USADA Lobbied DOJ To Join Whistle-Blower Lawsuit

The head of the U.S. Anti-Doping Agency, Travis Tygart, lobbied Attorney General Eric Holder for the Justice Department to join a whistle-blower lawsuit against Lance Armstrong. This was on the same day when the disgraced cyclist confessed in an interview to Oprah Winfrey that he used banned performance enhancing drugs.

The letter by Tygart is dated the same day on which Armstrong confessed to using performance enhancing drugs before Winfrey. Officials of USADA have been urging Armstrong to speak under oath with its investigators if he hoped to have his lifetime ban reduced but he recently refused to do so and said he will only depose before an international tribunal formed to comprehensively address pro cycling. Tim Herman, Armstrong’s longtime lawyer, remarked that Lance for several reasons will not participate in USADA’s efforts to selectively conduct American prosecutions that only demonize selected individuals while failing to address the 95 percent of the sport over which USADA has no jurisdiction.

A person familiar with discussions between the two sides said among the topics was how much protection the U.S. Anti-Doping Agency could provide Lance Armstrong in the whistle-blower case and against possible criminal action and the cyclist and his attorneys ultimately were not satisfied with USADA’s offer.

Travis Tygart wrote in the letter to Holder that USADA “uncovered one of the greatest frauds in the history of sport” but that his agency had reached the end of what it can do to punish the now-banned cyclist and other “non-sports” people involved with his teams.

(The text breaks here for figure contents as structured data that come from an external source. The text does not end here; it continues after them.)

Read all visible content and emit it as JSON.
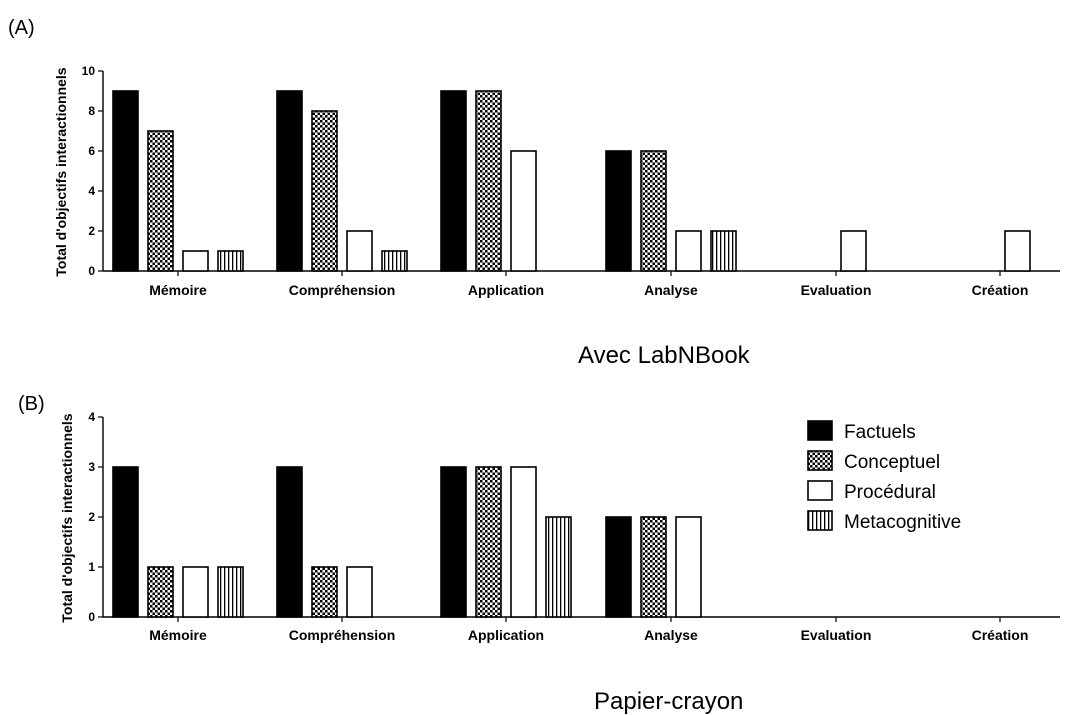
{
  "colors": {
    "ink": "#000000",
    "paper": "#ffffff"
  },
  "legend": {
    "placement": "right",
    "items": [
      {
        "label": "Factuels",
        "pattern": "solid"
      },
      {
        "label": "Conceptuel",
        "pattern": "checker"
      },
      {
        "label": "Procédural",
        "pattern": "empty"
      },
      {
        "label": "Metacognitive",
        "pattern": "vstripes"
      }
    ]
  },
  "chart_data": [
    {
      "type": "bar",
      "panel": "(A)",
      "caption": "Avec LabNBook",
      "ylabel": "Total d'objectifs interactionnels",
      "xlabel": "",
      "ylim": [
        0,
        10
      ],
      "yticks": [
        0,
        2,
        4,
        6,
        8,
        10
      ],
      "categories": [
        "Mémoire",
        "Compréhension",
        "Application",
        "Analyse",
        "Evaluation",
        "Création"
      ],
      "series": [
        {
          "name": "Factuels",
          "values": [
            9,
            9,
            9,
            6,
            0,
            0
          ]
        },
        {
          "name": "Conceptuel",
          "values": [
            7,
            8,
            9,
            6,
            0,
            0
          ]
        },
        {
          "name": "Procédural",
          "values": [
            1,
            2,
            6,
            2,
            2,
            2
          ]
        },
        {
          "name": "Metacognitive",
          "values": [
            1,
            1,
            0,
            2,
            0,
            0
          ]
        }
      ]
    },
    {
      "type": "bar",
      "panel": "(B)",
      "caption": "Papier-crayon",
      "ylabel": "Total d'objectifs interactionnels",
      "xlabel": "",
      "ylim": [
        0,
        4
      ],
      "yticks": [
        0,
        1,
        2,
        3,
        4
      ],
      "categories": [
        "Mémoire",
        "Compréhension",
        "Application",
        "Analyse",
        "Evaluation",
        "Création"
      ],
      "series": [
        {
          "name": "Factuels",
          "values": [
            3,
            3,
            3,
            2,
            0,
            0
          ]
        },
        {
          "name": "Conceptuel",
          "values": [
            1,
            1,
            3,
            2,
            0,
            0
          ]
        },
        {
          "name": "Procédural",
          "values": [
            1,
            1,
            3,
            2,
            0,
            0
          ]
        },
        {
          "name": "Metacognitive",
          "values": [
            1,
            0,
            2,
            0,
            0,
            0
          ]
        }
      ]
    }
  ]
}
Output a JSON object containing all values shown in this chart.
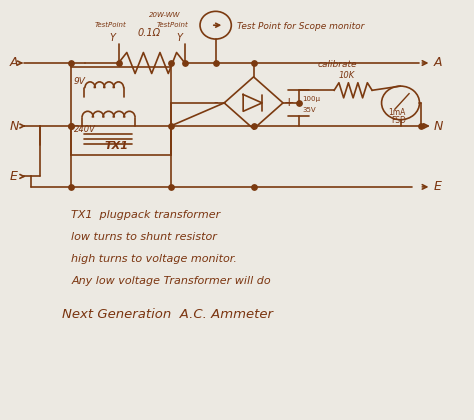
{
  "bg_color": "#ece9e2",
  "line_color": "#7B3A10",
  "text_color": "#7B3510",
  "title": "Next Generation  A.C. Ammeter",
  "note_lines": [
    "TX1  plugpack transformer",
    "low turns to shunt resistor",
    "high turns to voltage monitor.",
    "Any low voltage Transformer will do"
  ],
  "figsize": [
    4.74,
    4.2
  ],
  "dpi": 100
}
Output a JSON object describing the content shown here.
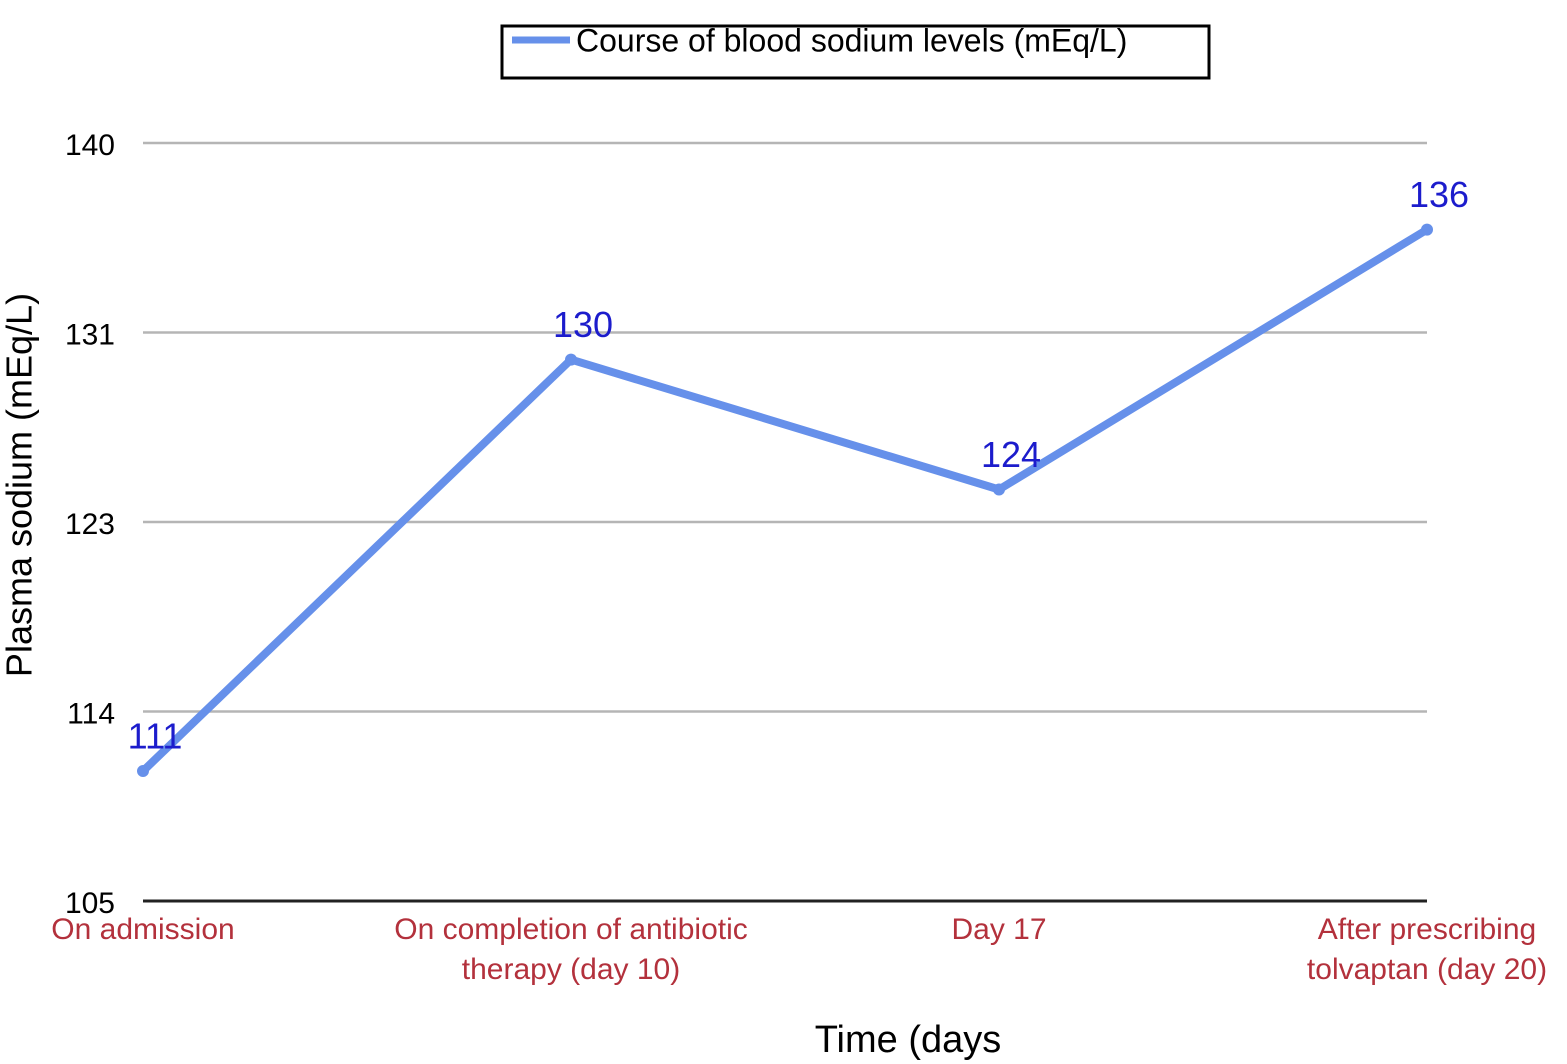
{
  "chart_data": {
    "type": "line",
    "legend": "Course of blood sodium levels (mEq/L)",
    "y_label": "Plasma sodium (mEq/L)",
    "x_label": "Time (days",
    "categories": [
      "On admission",
      "On completion of antibiotic therapy (day 10)",
      "Day 17",
      "After prescribing tolvaptan (day 20)"
    ],
    "series": [
      {
        "name": "Course of blood sodium levels (mEq/L)",
        "color": "#6690ea",
        "values": [
          111,
          130,
          124,
          136
        ]
      }
    ],
    "ylim": [
      105,
      140
    ],
    "yticks": [
      105,
      {
        "value": 113.75,
        "label": "114"
      },
      {
        "value": 122.5,
        "label": "123"
      },
      {
        "value": 131.25,
        "label": "131"
      },
      140
    ],
    "grid": true,
    "legend_position": "top"
  }
}
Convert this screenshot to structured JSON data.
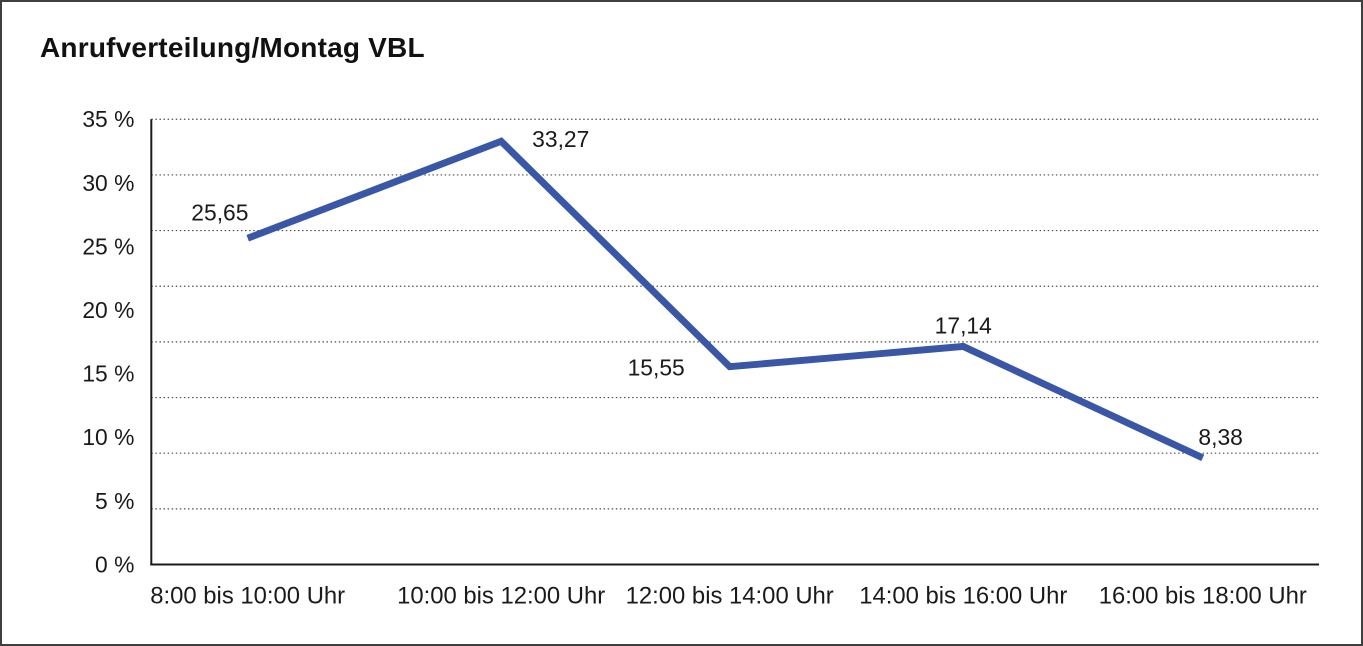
{
  "chart_data": {
    "type": "line",
    "title": "Anrufverteilung/Montag VBL",
    "categories": [
      "8:00 bis 10:00 Uhr",
      "10:00 bis 12:00 Uhr",
      "12:00 bis 14:00 Uhr",
      "14:00 bis 16:00 Uhr",
      "16:00 bis 18:00 Uhr"
    ],
    "values": [
      25.65,
      33.27,
      15.55,
      17.14,
      8.38
    ],
    "value_labels": [
      "25,65",
      "33,27",
      "15,55",
      "17,14",
      "8,38"
    ],
    "y_tick_labels": [
      "35 %",
      "30 %",
      "25 %",
      "20 %",
      "15 %",
      "10 %",
      "5 %",
      "0 %"
    ],
    "ylim": [
      0,
      35
    ],
    "y_unit": "%",
    "xlabel": "",
    "ylabel": "",
    "grid": "horizontal dotted",
    "legend": "none",
    "line_color": "#3A56A6",
    "text_color": "#1a1a1a",
    "axis_color": "#1a1a1a",
    "gridline_color": "#4d4d4d"
  }
}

The USADA chief also wrote that fraud and other crimes were committed and the case involved drug trafficking, federal witness intimidation and that other federal agencies have gathered more information. He also told Holder that the Justice Department joining the case against the cyclist would be viewed favorably by the public and the media. Tygart called the doping by Lance Armstrong and the Postal Service teams a “massive economic fraud” that “absolutely dwarfs anything Landis did.”

Tygart wrote to Holder on January 14 and urged him to join the civil case and told Holder that “fraud and other crimes were committed” by Lance Armstrong and other members of his former U.S. Postal Service teams. It is not clear if the Attorney General responded, but the Justice Department has not yet announced if it will join the lawsuit filed by former Armstrong teammate Floyd Landis, who was stripped of the 2006 Tour de France title for doping. Landis has accused Lance Armstrong of committing fraud against the Postal Service that sponsored most of the teams of the now-banned Armstrong as the star rider made use of performance enhancing drugs to win the Tour de France a record seven consecutive times. The former teammate of Armstrong was also a key witness in an investigation by the United States Anti-Doping Agency last year, which exposed the doping past of the 41-year-old retired cyclist Armstrong. Landis stands to collect millions of dollars of any possible financial penalties against Armstrong from the whistle-blower suit.

According to the latest update, the Justice Department has joined a whistle-blower lawsuit against disgraced cyclist Lance Armstrong. This increases the odds the cyclist may have to forfeit millions of dollars paid out by his team sponsor, the U.S. Postal Service.